As attractive as Surrealism is, it lacks the beauty and poise of Dada. It certainly lacks the insights. The significance for students of ML is that while it can work much quicker and process much more information it is a still a very crude dumb machine compared to the slow old human intelligence box. I suspect this will always be the case and while I would never want to underestimate machine based data processing it is still a bit pre-historic, and, like Surrealism, it lacks the beauty and poise of Dada.
Looking to train – Machine Learning
So now we have our data behaving like sheep. The next stage is to mark the segments as members of a flock and add attributes to describe the flock, in other words add (or extract) meta data (classifications) to the segments. Now when we move a segment into a particular area the rest of the data segments flock and follow it. We have electronic sheep!
We may need a sheep dog and such a dog will need training. And there are many dogs we can choose from. Fortunately many gifted people shared decades of experience in deep Content Analysis, Natural Language Processing, Information Retrieval, Machine Learning and Artificial Intelligence. IMB managed to get Watson to thrash humans in a quiz game. More interesting than winning game shows is the API for Watson that we have implemented and Alchemyapi and in particular vision API’s. There are also some very good Scientific Computing toolsets available through Scipy including; scikit-image and scikit-learn.
What does all this mean? The specification documents for our application describe it thus
The initial tasks are to
- Capture and store the source data,
- Extract and define visual attributes to form groups within the data set (based on image similarity)
- Match classifiers or labels to these groups.

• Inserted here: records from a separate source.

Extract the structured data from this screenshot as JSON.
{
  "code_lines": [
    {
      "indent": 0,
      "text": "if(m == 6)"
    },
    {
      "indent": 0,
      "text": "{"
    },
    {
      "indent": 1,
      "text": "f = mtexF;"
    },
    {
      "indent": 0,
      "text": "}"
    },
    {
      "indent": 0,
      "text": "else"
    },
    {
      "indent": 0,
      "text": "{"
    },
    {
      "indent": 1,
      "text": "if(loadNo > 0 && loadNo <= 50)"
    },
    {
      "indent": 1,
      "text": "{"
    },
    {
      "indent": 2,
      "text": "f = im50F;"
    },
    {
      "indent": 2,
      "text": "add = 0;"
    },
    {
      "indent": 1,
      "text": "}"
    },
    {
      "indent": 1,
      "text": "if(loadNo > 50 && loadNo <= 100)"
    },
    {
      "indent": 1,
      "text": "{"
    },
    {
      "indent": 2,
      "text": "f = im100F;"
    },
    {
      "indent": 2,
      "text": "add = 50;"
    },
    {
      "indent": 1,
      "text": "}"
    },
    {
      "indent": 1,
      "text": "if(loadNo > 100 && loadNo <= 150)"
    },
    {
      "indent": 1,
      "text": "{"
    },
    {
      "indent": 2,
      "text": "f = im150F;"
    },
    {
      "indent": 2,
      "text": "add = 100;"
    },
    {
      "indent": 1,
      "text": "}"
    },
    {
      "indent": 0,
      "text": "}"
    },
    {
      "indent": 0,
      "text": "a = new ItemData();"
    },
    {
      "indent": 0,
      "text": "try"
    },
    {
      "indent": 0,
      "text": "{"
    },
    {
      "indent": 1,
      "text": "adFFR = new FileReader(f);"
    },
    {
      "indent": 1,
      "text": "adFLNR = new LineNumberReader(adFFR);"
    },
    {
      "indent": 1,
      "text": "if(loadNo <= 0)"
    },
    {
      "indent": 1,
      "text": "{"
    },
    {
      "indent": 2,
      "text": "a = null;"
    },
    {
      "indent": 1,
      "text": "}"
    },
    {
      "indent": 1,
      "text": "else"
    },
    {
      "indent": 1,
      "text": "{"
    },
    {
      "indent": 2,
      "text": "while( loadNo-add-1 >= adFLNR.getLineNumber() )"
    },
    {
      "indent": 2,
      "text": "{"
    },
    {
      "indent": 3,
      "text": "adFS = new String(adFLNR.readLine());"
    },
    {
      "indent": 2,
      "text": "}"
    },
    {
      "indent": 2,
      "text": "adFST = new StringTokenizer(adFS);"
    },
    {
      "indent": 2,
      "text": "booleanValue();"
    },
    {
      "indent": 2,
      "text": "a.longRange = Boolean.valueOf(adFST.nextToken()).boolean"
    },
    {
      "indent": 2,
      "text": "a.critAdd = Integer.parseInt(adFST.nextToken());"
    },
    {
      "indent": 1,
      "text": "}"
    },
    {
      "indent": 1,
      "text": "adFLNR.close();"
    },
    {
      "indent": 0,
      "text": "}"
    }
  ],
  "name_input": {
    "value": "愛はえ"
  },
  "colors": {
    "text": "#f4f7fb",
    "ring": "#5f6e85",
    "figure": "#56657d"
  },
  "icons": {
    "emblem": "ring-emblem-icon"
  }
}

The results of these tasks together will be used to form a learning algorithm that we will build into the application to enable predictive analysis of the data.
The next step will be to apply the learning algorithm to a data set (where we know the results), extract and evaluate the data groups and predict a score (representing treatment success), if we are not happy with the outcome of this we will refine the algorithm until such point as we are. This will form our first learning model.
We will continually repeat the learning process to improve the model as more data is collected.